Different indemnity insurance policy covers specific risks in property transactions:

  1. Building regulations indemnity insurance: If a previous owner modified or extended a property without the necessary planning permissions, you might face issues. Seeking retrospective planning permission can be a risky and expensive process. Building regulations indemnity insurance protects you if the local council demands costly modifications.

  2. No search indemnity insurance: Sometimes, standard property searches are not conducted. This insurance protects you from surprises that these searches would have uncovered.

  3. Restrictive covenant indemnity insurance: If your property comes with restrictive covenants or rules on what you can’t do and you accidentally breach them, this insurance helps manage any claims against you and covers legal fees or fines.

  4. Property title indemnity insurance: Issues with your property's title? This insurance helps you with discrepancies or claims against your ownership.

  5. Chancel Repair Liability Indemnity Insurance: This is a lesser-known but prudent consideration for properties located near churches with historical entitlements. This insurance protects you against the financial impact of these ancient ecclesiastical charges.
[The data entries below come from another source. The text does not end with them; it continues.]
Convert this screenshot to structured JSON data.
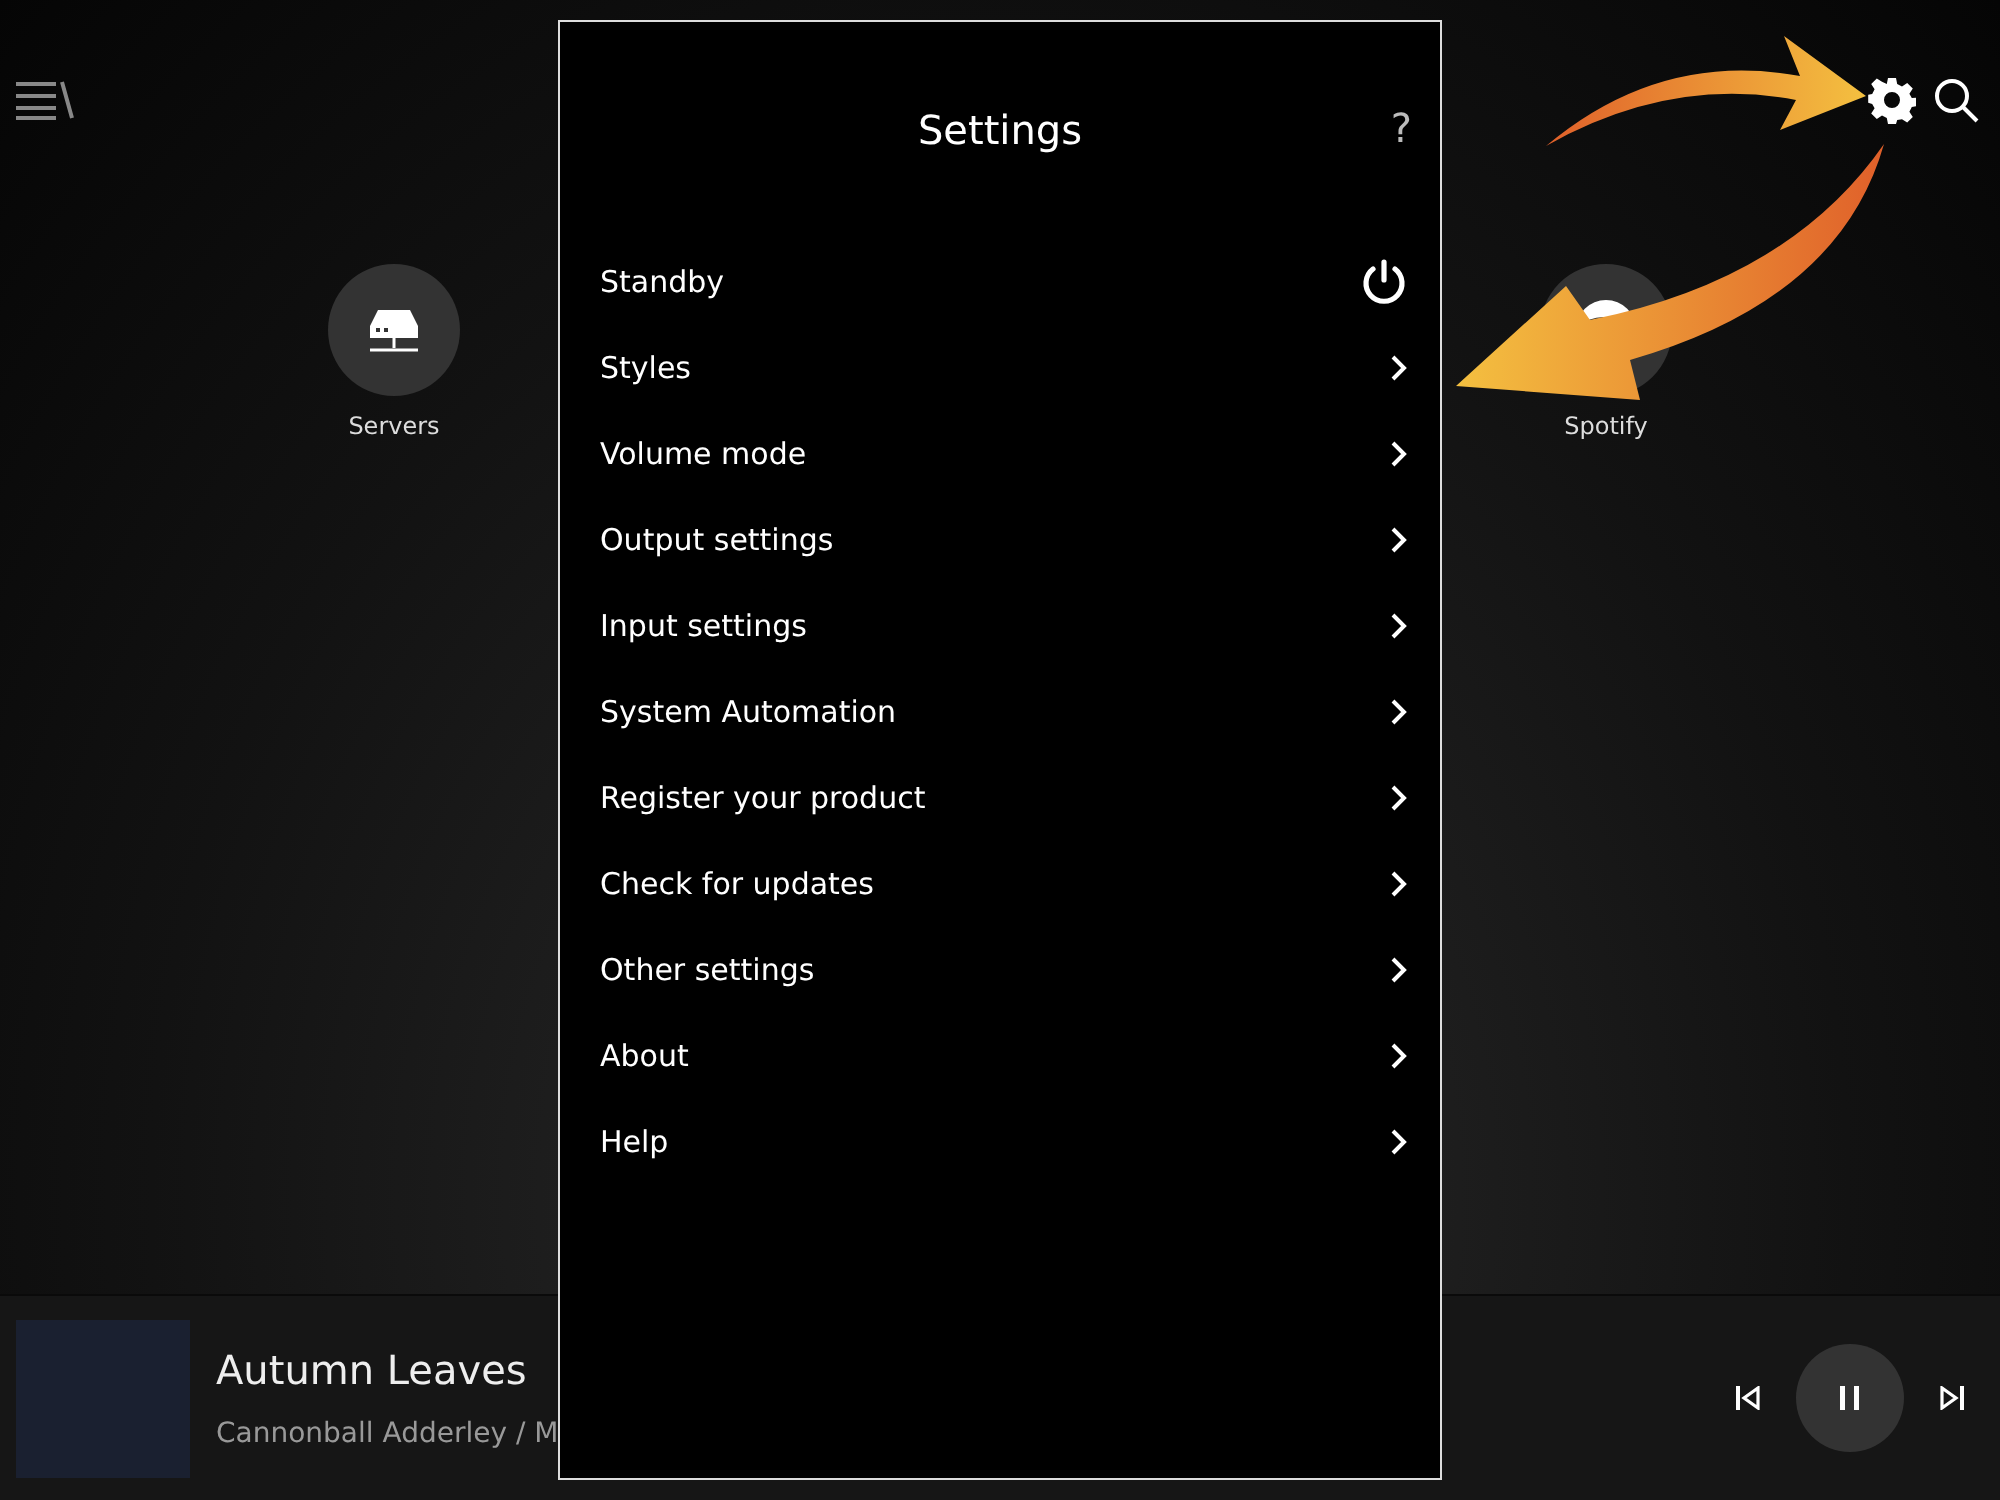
{
  "sources": [
    {
      "label": "Servers",
      "kind": "server"
    },
    {
      "label": "Spotify",
      "kind": "spotify"
    }
  ],
  "now_playing": {
    "title": "Autumn Leaves",
    "artist": "Cannonball Adderley / M"
  },
  "settings": {
    "title": "Settings",
    "help": "?",
    "items": [
      {
        "label": "Standby",
        "kind": "power"
      },
      {
        "label": "Styles",
        "kind": "link"
      },
      {
        "label": "Volume mode",
        "kind": "link"
      },
      {
        "label": "Output settings",
        "kind": "link"
      },
      {
        "label": "Input settings",
        "kind": "link"
      },
      {
        "label": "System Automation",
        "kind": "link"
      },
      {
        "label": "Register your product",
        "kind": "link"
      },
      {
        "label": "Check for updates",
        "kind": "link"
      },
      {
        "label": "Other settings",
        "kind": "link"
      },
      {
        "label": "About",
        "kind": "link"
      },
      {
        "label": "Help",
        "kind": "link"
      }
    ]
  }
}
Key Considerations on Indemnity Insurance


For most sellers, the cost of indemnity insurance is a one-off payment that’s minor compared to the risk of a sale falling through or paying for expensive legal work, and having a policy in place can also make your property more attractive to buyers in the future by showing any potential legal issues have already been addressed.


Expert comment from our Property Expert, Paul Gibbens:

"Most sellers only discover they need indemnity insurance when a buyer’s solicitor flags something up at the last minute. It’s a quick fix that saves a lot of stress, and it’s often the difference between keeping your sale moving or starting again from scratch.

For most sellers, the cost of indemnity insurance is a one-off payment that’s minor compared to the risk of a sale falling through or paying for expensive legal work, and having a policy in place can also make your property more attractive to buyers in the future by showing any potential legal issues have already been addressed."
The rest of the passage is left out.